The news media refer to CII as "Central Intelligence Institute." This is a result of creative back-thinking. Actually, CII is not a set of initials; it is a number, the Roman reading of the 102 smaller organizations out of which the department was formed.
Within two years, CII had become a political fact of alarming proportions. Their networks spread within and without the nation, and the information they collected concerning the sexual peculiarities and financial machinations of many of our major political figures made the organization totally untouchable and autonomous. It became the practice of CII to inform the President after the fact.
Within four years, CII had made our espionage system the laughingstock of Europe, had aggravated the image of the American abroad, had brought us to the brink of war on three occasions, and had amassed so vast a collection of trivial and private information that two computer systems had to be housed in their underground headquarters in Washington—one to retrieve fragments of data, the second to operate the first.

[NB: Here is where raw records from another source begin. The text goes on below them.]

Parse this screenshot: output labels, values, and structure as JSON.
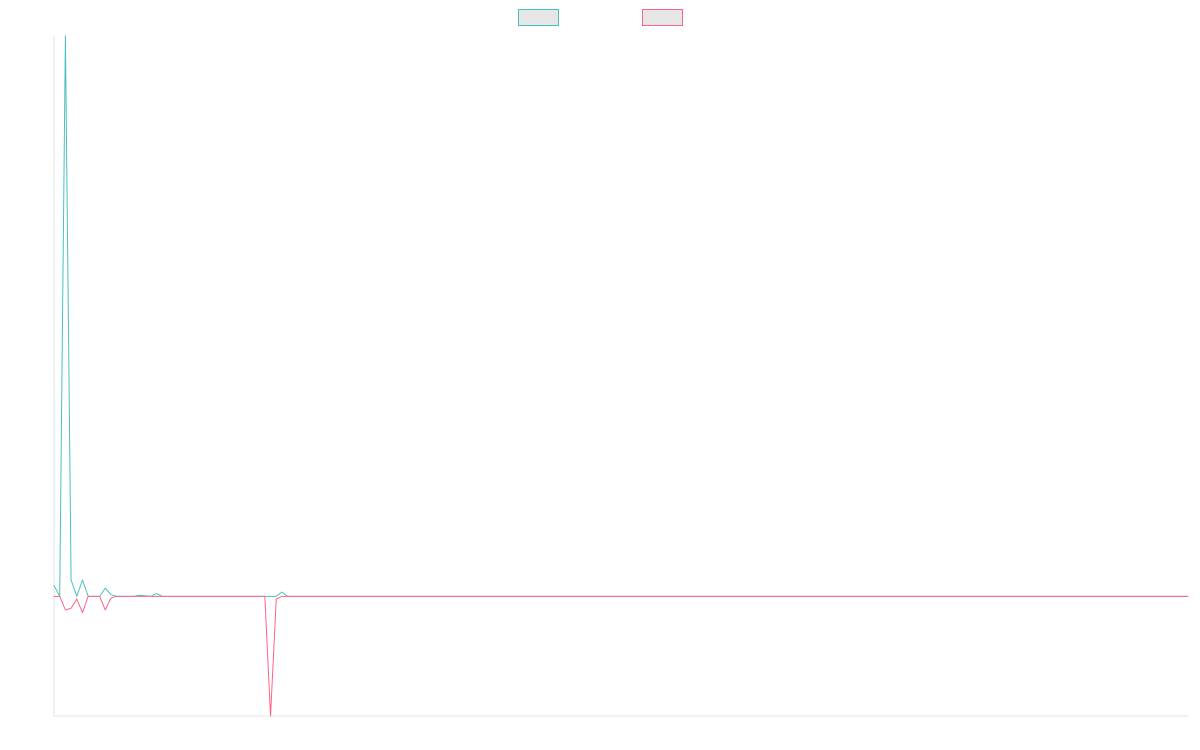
{
  "chart_data": {
    "type": "line",
    "title": "",
    "xlabel": "",
    "ylabel": "",
    "grid": false,
    "legend_position": "top-center",
    "x_count": 200,
    "ylim": [
      -22,
      103
    ],
    "series": [
      {
        "color": "#4bc0c0",
        "legend_fill": "#e6e6e6",
        "points": [
          [
            0,
            2
          ],
          [
            1,
            0
          ],
          [
            2,
            103
          ],
          [
            3,
            3
          ],
          [
            4,
            0
          ],
          [
            5,
            3
          ],
          [
            6,
            0
          ],
          [
            7,
            0
          ],
          [
            8,
            0
          ],
          [
            9,
            1.5
          ],
          [
            10,
            0.3
          ],
          [
            11,
            0
          ],
          [
            12,
            0
          ],
          [
            13,
            0
          ],
          [
            14,
            0
          ],
          [
            15,
            0.2
          ],
          [
            16,
            0.1
          ],
          [
            17,
            0
          ],
          [
            18,
            0.5
          ],
          [
            19,
            0
          ],
          [
            20,
            0
          ],
          [
            38,
            0
          ],
          [
            39,
            0
          ],
          [
            40,
            0.8
          ],
          [
            41,
            0
          ],
          [
            199,
            0
          ]
        ]
      },
      {
        "color": "#ff6384",
        "legend_fill": "#e6e6e6",
        "points": [
          [
            0,
            0
          ],
          [
            1,
            0
          ],
          [
            2,
            -2.5
          ],
          [
            3,
            -2.2
          ],
          [
            4,
            -0.5
          ],
          [
            5,
            -3
          ],
          [
            6,
            0
          ],
          [
            7,
            0
          ],
          [
            8,
            0
          ],
          [
            9,
            -2.5
          ],
          [
            10,
            -0.3
          ],
          [
            11,
            0
          ],
          [
            12,
            0
          ],
          [
            13,
            0
          ],
          [
            14,
            0
          ],
          [
            15,
            0
          ],
          [
            16,
            0
          ],
          [
            17,
            0
          ],
          [
            18,
            0
          ],
          [
            19,
            0
          ],
          [
            20,
            0
          ],
          [
            37,
            0
          ],
          [
            38,
            -22
          ],
          [
            39,
            -0.5
          ],
          [
            40,
            0
          ],
          [
            199,
            0
          ]
        ]
      }
    ]
  }
}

A bureaucratic malignancy out of control, the organization continued to grow in power and personnel. Then the expansion unexpectedly tapered off and stopped. CII computers informed its leaders of a remarkable fact: its losses of personnel abroad were just breaking even with its ambitious recruiting operations at home. A team of analysts from Information Limited was brought in to study the astonishing attrition. They discovered that 36 percent of the losses were due to defection; 27 percent were caused by mishandling of punched computer cards (which losses they advised CII to accept because it was easier to write the men off than to reorganize Payroll and Personnel Division); 4 percent of the losses were attributed to inadequate training in the handling of explosives; and 2 percent were simply "lost"—victims of European railroad schedules.

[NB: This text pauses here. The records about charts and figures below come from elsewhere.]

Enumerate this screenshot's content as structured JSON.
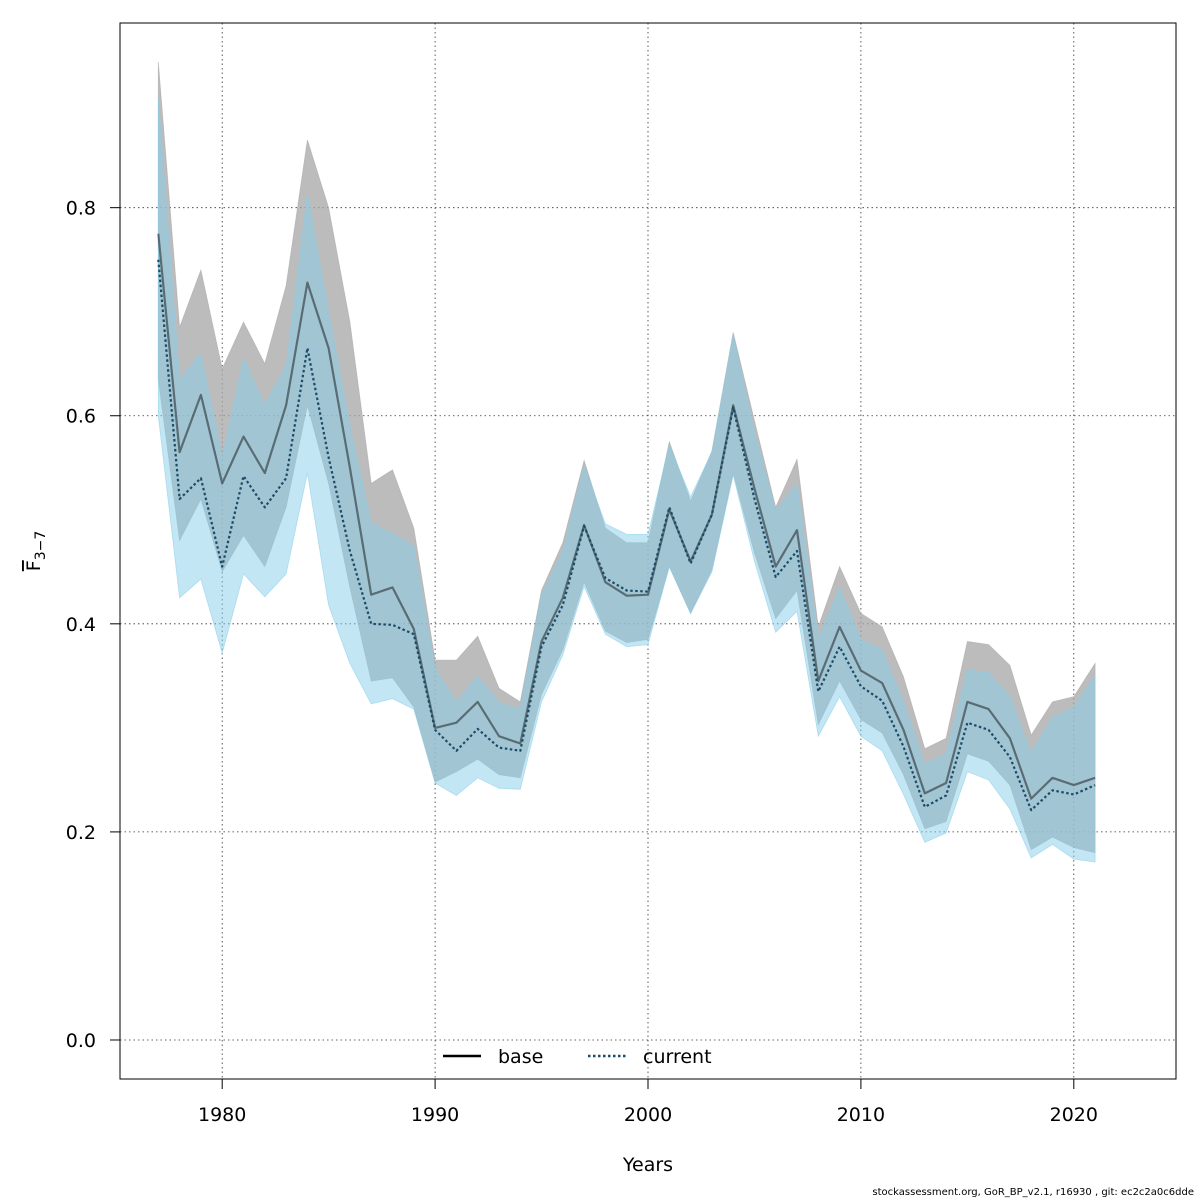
{
  "chart_data": {
    "type": "line",
    "title": "",
    "xlabel": "Years",
    "ylabel_main": "F",
    "ylabel_sub": "3−7",
    "xlim": [
      1975.2,
      2024.8
    ],
    "ylim": [
      -0.0375,
      0.9775
    ],
    "xticks": [
      1980,
      1990,
      2000,
      2010,
      2020
    ],
    "yticks": [
      0.0,
      0.2,
      0.4,
      0.6,
      0.8
    ],
    "ytick_labels": [
      "0.0",
      "0.2",
      "0.4",
      "0.6",
      "0.8"
    ],
    "grid": true,
    "legend": {
      "position": "bottom-center",
      "entries": [
        "base",
        "current"
      ]
    },
    "colors": {
      "base_line": "#000000",
      "base_band": "#a6a6a6",
      "current_line": "#1a4c66",
      "current_band": "#87ceeb"
    },
    "x": [
      1977,
      1978,
      1979,
      1980,
      1981,
      1982,
      1983,
      1984,
      1985,
      1986,
      1987,
      1988,
      1989,
      1990,
      1991,
      1992,
      1993,
      1994,
      1995,
      1996,
      1997,
      1998,
      1999,
      2000,
      2001,
      2002,
      2003,
      2004,
      2005,
      2006,
      2007,
      2008,
      2009,
      2010,
      2011,
      2012,
      2013,
      2014,
      2015,
      2016,
      2017,
      2018,
      2019,
      2020,
      2021
    ],
    "series": [
      {
        "name": "base",
        "style": "solid",
        "values": [
          0.775,
          0.565,
          0.62,
          0.535,
          0.58,
          0.545,
          0.61,
          0.728,
          0.665,
          0.55,
          0.428,
          0.435,
          0.395,
          0.3,
          0.305,
          0.325,
          0.292,
          0.285,
          0.383,
          0.425,
          0.495,
          0.44,
          0.427,
          0.428,
          0.51,
          0.46,
          0.505,
          0.61,
          0.53,
          0.455,
          0.49,
          0.345,
          0.397,
          0.355,
          0.343,
          0.298,
          0.237,
          0.247,
          0.325,
          0.318,
          0.29,
          0.232,
          0.252,
          0.245,
          0.252
        ],
        "lower": [
          0.635,
          0.48,
          0.52,
          0.45,
          0.485,
          0.455,
          0.512,
          0.61,
          0.535,
          0.435,
          0.345,
          0.348,
          0.32,
          0.248,
          0.258,
          0.27,
          0.255,
          0.252,
          0.332,
          0.375,
          0.44,
          0.393,
          0.382,
          0.385,
          0.455,
          0.41,
          0.452,
          0.545,
          0.468,
          0.405,
          0.432,
          0.303,
          0.345,
          0.308,
          0.295,
          0.255,
          0.203,
          0.21,
          0.275,
          0.268,
          0.245,
          0.183,
          0.195,
          0.185,
          0.18
        ],
        "upper": [
          0.94,
          0.685,
          0.74,
          0.645,
          0.69,
          0.65,
          0.725,
          0.865,
          0.8,
          0.69,
          0.535,
          0.548,
          0.492,
          0.365,
          0.365,
          0.388,
          0.338,
          0.325,
          0.432,
          0.478,
          0.557,
          0.492,
          0.478,
          0.478,
          0.575,
          0.518,
          0.566,
          0.68,
          0.595,
          0.512,
          0.558,
          0.397,
          0.455,
          0.41,
          0.397,
          0.349,
          0.28,
          0.29,
          0.383,
          0.38,
          0.36,
          0.293,
          0.325,
          0.33,
          0.362
        ]
      },
      {
        "name": "current",
        "style": "dotted",
        "values": [
          0.75,
          0.52,
          0.54,
          0.455,
          0.542,
          0.512,
          0.54,
          0.665,
          0.56,
          0.47,
          0.4,
          0.399,
          0.39,
          0.298,
          0.278,
          0.299,
          0.281,
          0.278,
          0.378,
          0.418,
          0.494,
          0.444,
          0.432,
          0.431,
          0.512,
          0.458,
          0.505,
          0.608,
          0.52,
          0.445,
          0.47,
          0.335,
          0.378,
          0.34,
          0.326,
          0.282,
          0.224,
          0.235,
          0.305,
          0.298,
          0.272,
          0.221,
          0.24,
          0.236,
          0.245
        ],
        "lower": [
          0.6,
          0.425,
          0.443,
          0.372,
          0.448,
          0.426,
          0.448,
          0.545,
          0.418,
          0.362,
          0.323,
          0.328,
          0.318,
          0.247,
          0.235,
          0.252,
          0.242,
          0.241,
          0.325,
          0.37,
          0.436,
          0.39,
          0.378,
          0.38,
          0.455,
          0.41,
          0.45,
          0.543,
          0.46,
          0.392,
          0.412,
          0.292,
          0.33,
          0.292,
          0.278,
          0.236,
          0.19,
          0.199,
          0.258,
          0.25,
          0.222,
          0.175,
          0.188,
          0.174,
          0.171
        ],
        "upper": [
          0.905,
          0.635,
          0.66,
          0.56,
          0.655,
          0.61,
          0.648,
          0.813,
          0.7,
          0.59,
          0.497,
          0.487,
          0.475,
          0.357,
          0.325,
          0.35,
          0.324,
          0.318,
          0.428,
          0.47,
          0.552,
          0.496,
          0.486,
          0.486,
          0.572,
          0.522,
          0.565,
          0.677,
          0.585,
          0.508,
          0.535,
          0.385,
          0.435,
          0.385,
          0.375,
          0.325,
          0.265,
          0.275,
          0.356,
          0.353,
          0.33,
          0.276,
          0.31,
          0.32,
          0.35
        ]
      }
    ]
  },
  "footer": "stockassessment.org, GoR_BP_v2.1, r16930 , git: ec2c2a0c6dde"
}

The remaining 31 percent had been assassinated. Loss through assassination presented very special problems. Because CII men worked in foreign countries without invitation, and often to the detriment of the established governments, they had no recourse to official protection. Organization men to the core, the CII heads decided that another Division must be established to combat the problem. They relied on their computers to find the ideal man to head the new arm, and the card that survived the final sorting bore the name: Yurasis Dragon. In order to bring Mr. Dragon to the United States, it was necessary to absolve him of accusations lodged at the War Crimes Tribunal concerning certain genocidal peccadillos, but CII considered him worth the effort.

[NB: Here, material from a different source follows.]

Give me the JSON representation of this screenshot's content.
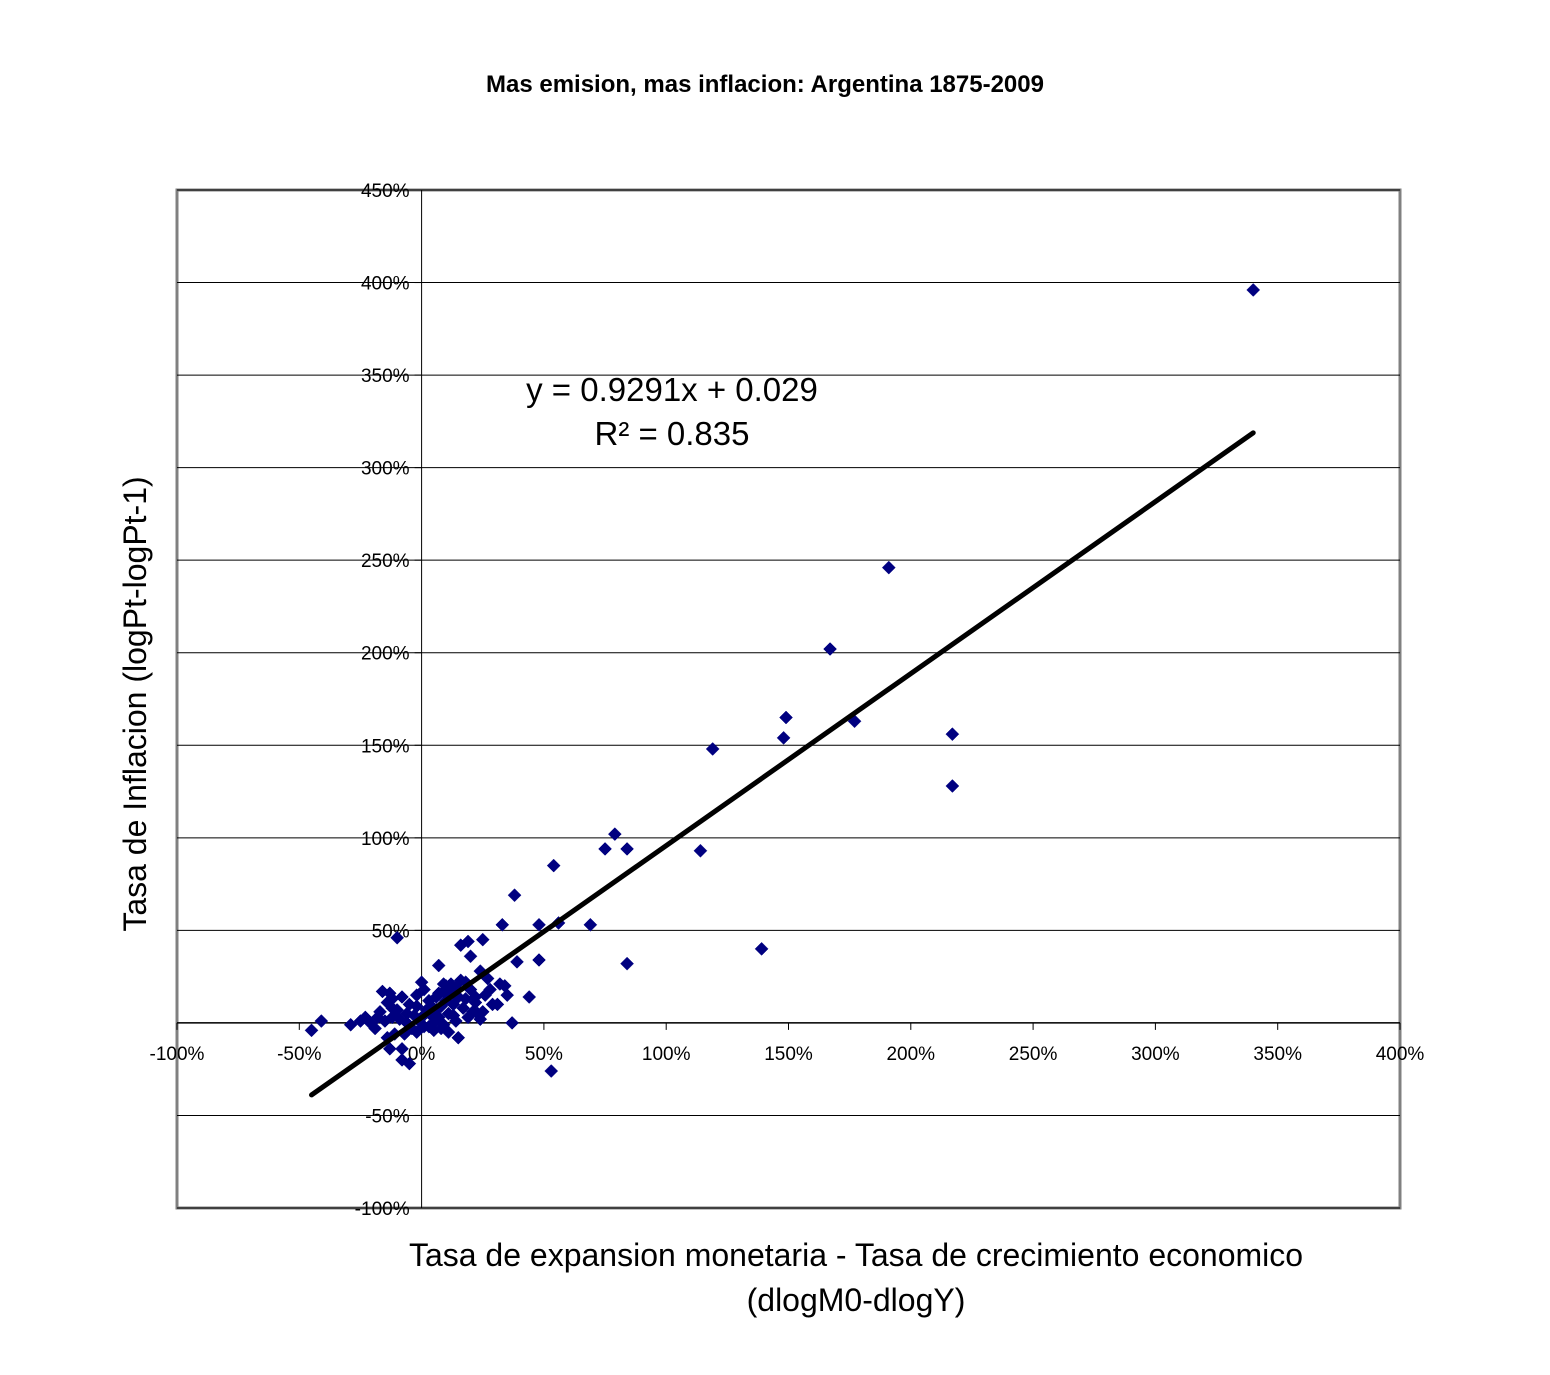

The new division was called Search and Sanction, the SS. The in-house slang name, Sweat Shop, is based on the initials and a back formation corruption of "wet shop," in which "wet work"—killing—is the primary function. The Search Division handled the task of discovering those responsible for the assassination of a CII agent. Sanction Division punished the offenders with death.
It was typical of Dragon's sense of the dramatic that the personnel of Sanction all carried code names based on poisons. "Wormwood" had been a Sanction courier. And there was a beautiful Eurasian woman who always made love to the target (of either sex) before killing. Her code name was Belladonna. Dragon never assigned Jonathan a code name. He considered it providential that he already bore a name appropriate to a scholar: Hemlock, the poison of Socrates.